PTC’s medicine is designed to treat phenylketonuria, or “PKU,” an uncommon genetic disorder in which the body can’t properly metabolize an amino acid known as phenylalanine. PKU patients experience a buildup of this amino acid that, without intervention, can lead to intellectual disability, developmental delays and a range of health problems.
The trial results released Wednesday show that patients who were given PTC’s medicine, called sepiapterin, as opposed to a placebo experienced significantly greater reductions in the amount of phenylalanine in their blood. Across the 98 participants who made up the “primary analysis population,” those in the drug arm had an average reduction of 63% during the study’s six-week treatment period, whereas those in the control arm had a 1% increase.
These results “bring us one step closer to providing a therapy that could deliver meaningful benefit to PKU patients," Matthew Klein, PTC’s chief executive, said in a statement. “We look forward to meeting with regulatory authorities to discuss the path to approval."

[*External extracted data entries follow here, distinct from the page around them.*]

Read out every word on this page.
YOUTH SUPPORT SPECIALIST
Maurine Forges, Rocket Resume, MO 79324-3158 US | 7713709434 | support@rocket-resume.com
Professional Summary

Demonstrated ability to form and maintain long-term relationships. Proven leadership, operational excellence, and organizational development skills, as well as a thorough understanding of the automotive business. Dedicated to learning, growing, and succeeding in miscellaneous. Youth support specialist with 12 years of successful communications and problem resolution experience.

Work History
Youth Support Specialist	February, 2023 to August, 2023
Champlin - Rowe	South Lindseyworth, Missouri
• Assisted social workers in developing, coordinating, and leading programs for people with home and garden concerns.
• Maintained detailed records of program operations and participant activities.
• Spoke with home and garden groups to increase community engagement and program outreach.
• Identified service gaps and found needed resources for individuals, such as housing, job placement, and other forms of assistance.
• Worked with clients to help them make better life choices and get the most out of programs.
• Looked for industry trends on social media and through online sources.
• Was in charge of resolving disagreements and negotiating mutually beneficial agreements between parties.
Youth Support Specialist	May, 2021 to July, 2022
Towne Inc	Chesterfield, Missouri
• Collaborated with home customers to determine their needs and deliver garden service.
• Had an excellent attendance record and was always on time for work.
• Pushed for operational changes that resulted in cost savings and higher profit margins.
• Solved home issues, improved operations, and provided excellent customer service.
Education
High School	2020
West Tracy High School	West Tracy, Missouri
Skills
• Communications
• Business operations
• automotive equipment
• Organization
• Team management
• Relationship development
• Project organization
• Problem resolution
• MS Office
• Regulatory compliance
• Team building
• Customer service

While estimates vary, PKU is thought to affect roughly 1 in every 15,000 newborns in the U.S. Despite this limited population, the disease has attracted interest from drugmakers both large and small. Homology Medicines, for example, is a Massachusetts-based biotechnology company with two kinds of genetic therapies for PKU in clinical testing. That research caught the attention of Pfizer, which, in 2020, made a $60 million equity investment in Homology.

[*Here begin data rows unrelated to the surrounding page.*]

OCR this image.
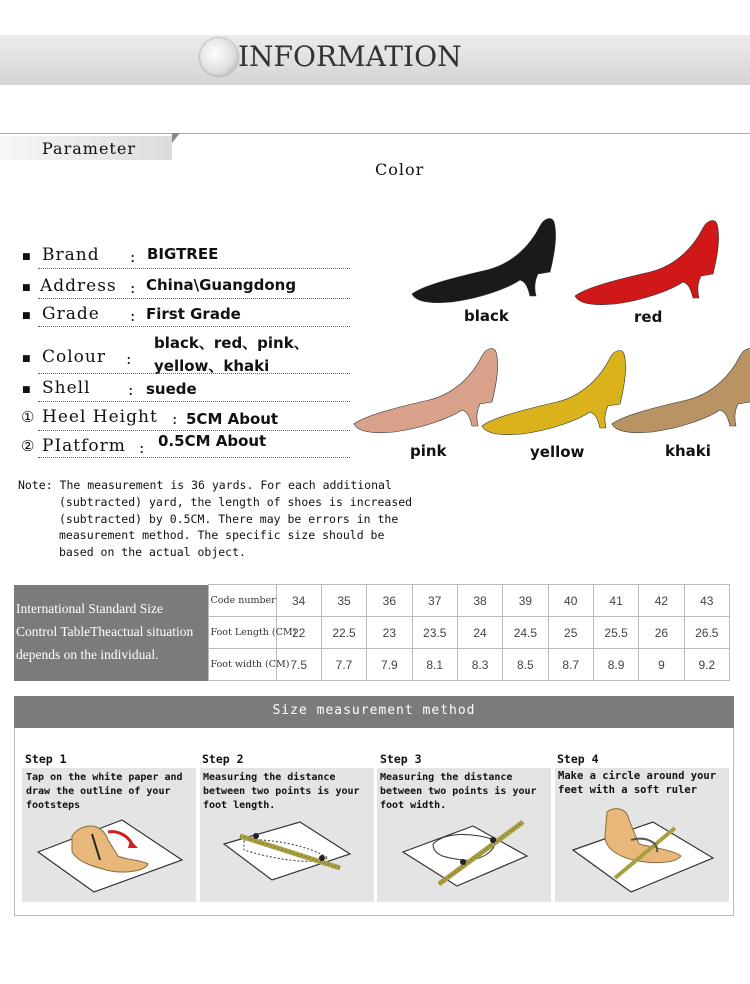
INFORMATION
Parameter
Color
■ Brand : BIGTREE
■ Address : China\Guangdong
■ Grade : First Grade
■ Colour :
black、red、pink、
yellow、khaki
■ Shell : suede
① Heel Height : 5CM About
② PIatform : 0.5CM About
black	red
pink	yellow	khaki
Note: The measurement is 36 yards. For each additional
(subtracted) yard, the length of shoes is increased
(subtracted) by 0.5CM. There may be errors in the
measurement method. The specific size should be
based on the actual object.
International Standard Size
Control TableTheactual situation
depends on the individual.	Code number	34	35	36	37	38	39	40	41	42	43
	Foot Length (CM)	22	22.5	23	23.5	24	24.5	25	25.5	26	26.5
	Foot width (CM)	7.5	7.7	7.9	8.1	8.3	8.5	8.7	8.9	9	9.2
Size measurement method
Step 1
Tap on the white paper and draw the outline of your footsteps
Step 2
Measuring the distance between two points is your foot length.
Step 3
Measuring the distance between two points is your foot width.
Step 4
Make a circle around your feet with a soft ruler
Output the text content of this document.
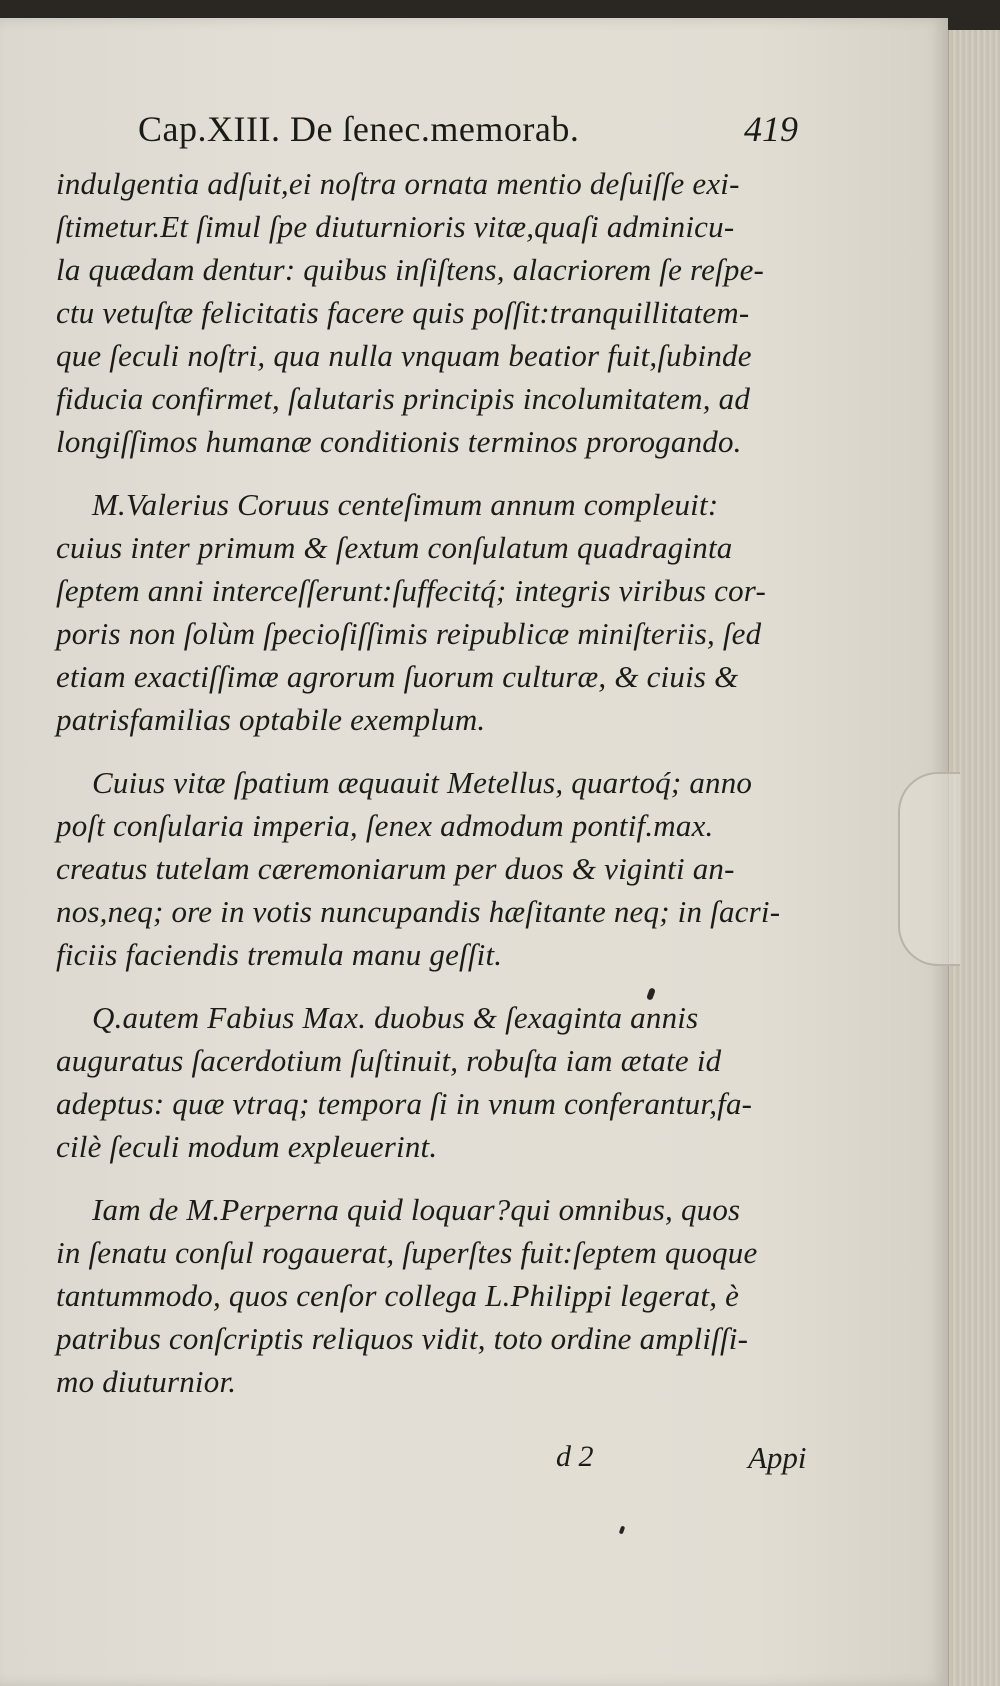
Cap.XIII. De ſenec.memorab.	419
indulgentia adſuit,ei noſtra ornata mentio deſuiſſe exi-
ſtimetur.Et ſimul ſpe diuturnioris vitæ,quaſi adminicu-
la quædam dentur: quibus inſiſtens, alacriorem ſe reſpe-
ctu vetuſtæ felicitatis facere quis poſſit:tranquillitatem-
que ſeculi noſtri, qua nulla vnquam beatior fuit,ſubinde
fiducia confirmet, ſalutaris principis incolumitatem, ad
longiſſimos humanæ conditionis terminos prorogando.
M.Valerius Coruus centeſimum annum compleuit:
cuius inter primum & ſextum conſulatum quadraginta
ſeptem anni interceſſerunt:ſuffecitq́; integris viribus cor-
poris non ſolùm ſpecioſiſſimis reipublicæ miniſteriis, ſed
etiam exactiſſimæ agrorum ſuorum culturæ, & ciuis &
patrisfamilias optabile exemplum.
Cuius vitæ ſpatium æquauit Metellus, quartoq́; anno
poſt conſularia imperia, ſenex admodum pontif.max.
creatus tutelam cæremoniarum per duos & viginti an-
nos,neq; ore in votis nuncupandis hæſitante neq; in ſacri-
ficiis faciendis tremula manu geſſit.
Q.autem Fabius Max. duobus & ſexaginta annis
auguratus ſacerdotium ſuſtinuit, robuſta iam ætate id
adeptus: quæ vtraq; tempora ſi in vnum conferantur,fa-
cilè ſeculi modum expleuerint.
Iam de M.Perperna quid loquar?qui omnibus, quos
in ſenatu conſul rogauerat, ſuperſtes fuit:ſeptem quoque
tantummodo, quos cenſor collega L.Philippi legerat, è
patribus conſcriptis reliquos vidit, toto ordine ampliſſi-
mo diuturnior.
d 2	Appi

BioMarin Pharmaceutical is also working on a gene therapy for PKU, though a key clinical trial evaluating it has been delayed due to safety concerns. The company does already have two marketed treatments for the disease, Kuvan and Palynziq, which respectively won approval from the Food and Drug Administration in 2007 and 2018.
Should sepiapterin also secure approval, it would join PTC’s slate of half a dozen commercial products. Last year, the company recorded $535 million in net product revenue.

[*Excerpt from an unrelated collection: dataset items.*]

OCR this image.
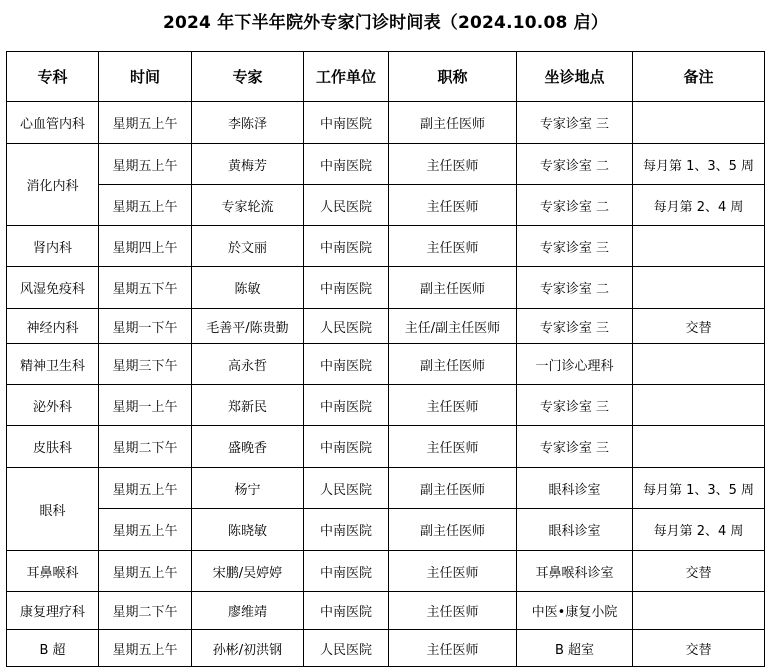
2024 年下半年院外专家门诊时间表（2024.10.08 启）
专科	时间	专家	工作单位	职称	坐诊地点	备注
心血管内科	星期五上午	李陈泽	中南医院	副主任医师	专家诊室 三	
消化内科	星期五上午	黄梅芳	中南医院	主任医师	专家诊室 二	每月第 1、3、5 周
	星期五上午	专家轮流	人民医院	主任医师	专家诊室 二	每月第 2、4 周
肾内科	星期四上午	於文丽	中南医院	主任医师	专家诊室 三	
风湿免疫科	星期五下午	陈敏	中南医院	副主任医师	专家诊室 二	
神经内科	星期一下午	毛善平/陈贵勤	人民医院	主任/副主任医师	专家诊室 三	交替
精神卫生科	星期三下午	高永哲	中南医院	副主任医师	一门诊心理科	
泌外科	星期一上午	郑新民	中南医院	主任医师	专家诊室 三	
皮肤科	星期二下午	盛晚香	中南医院	主任医师	专家诊室 三	
眼科	星期五上午	杨宁	人民医院	副主任医师	眼科诊室	每月第 1、3、5 周
	星期五上午	陈晓敏	中南医院	副主任医师	眼科诊室	每月第 2、4 周
耳鼻喉科	星期五上午	宋鹏/吴婷婷	中南医院	主任医师	耳鼻喉科诊室	交替
康复理疗科	星期二下午	廖维靖	中南医院	主任医师	中医•康复小院	
B 超	星期五上午	孙彬/初洪钢	人民医院	主任医师	B 超室	交替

Danielle Brill, an analyst at the investment firm Raymond James, wrote in a note to clients that PTC’s drug has now demonstrated “an arguably advantageous efficacy profile” compared to Kuvan, its “key competitor.” However, Brill cautioned that her team still thinks it’s difficult to draw definitive conclusions without a head-to-head study of the two drugs.
In his own note, RBC Capital Markets analyst Brian Abrahams wrote that his team believed doctors would start switching their PKU patients onto sepiapterin if PTC’s trial showed the drug could lower phenylalanine levels by more than 40% to 50%.
PTC “met that bar, in our view, with clear and highly statistically significant” results, the analyst wrote, adding that his team expects sepiapterin to capture around one-third of the 4,800 or so U.S. patients who appear to respond to drugs like it. Abrahams estimates that PTC's therapy could generate $400 million or more in annual sales at its peak.
PTC said sepiapterin was well-tolerated and that no serious adverse events were observed. Adverse events occurred at similar frequencies between the drug and placebo arms, according to PTC, and the most common were headache and diarrhea.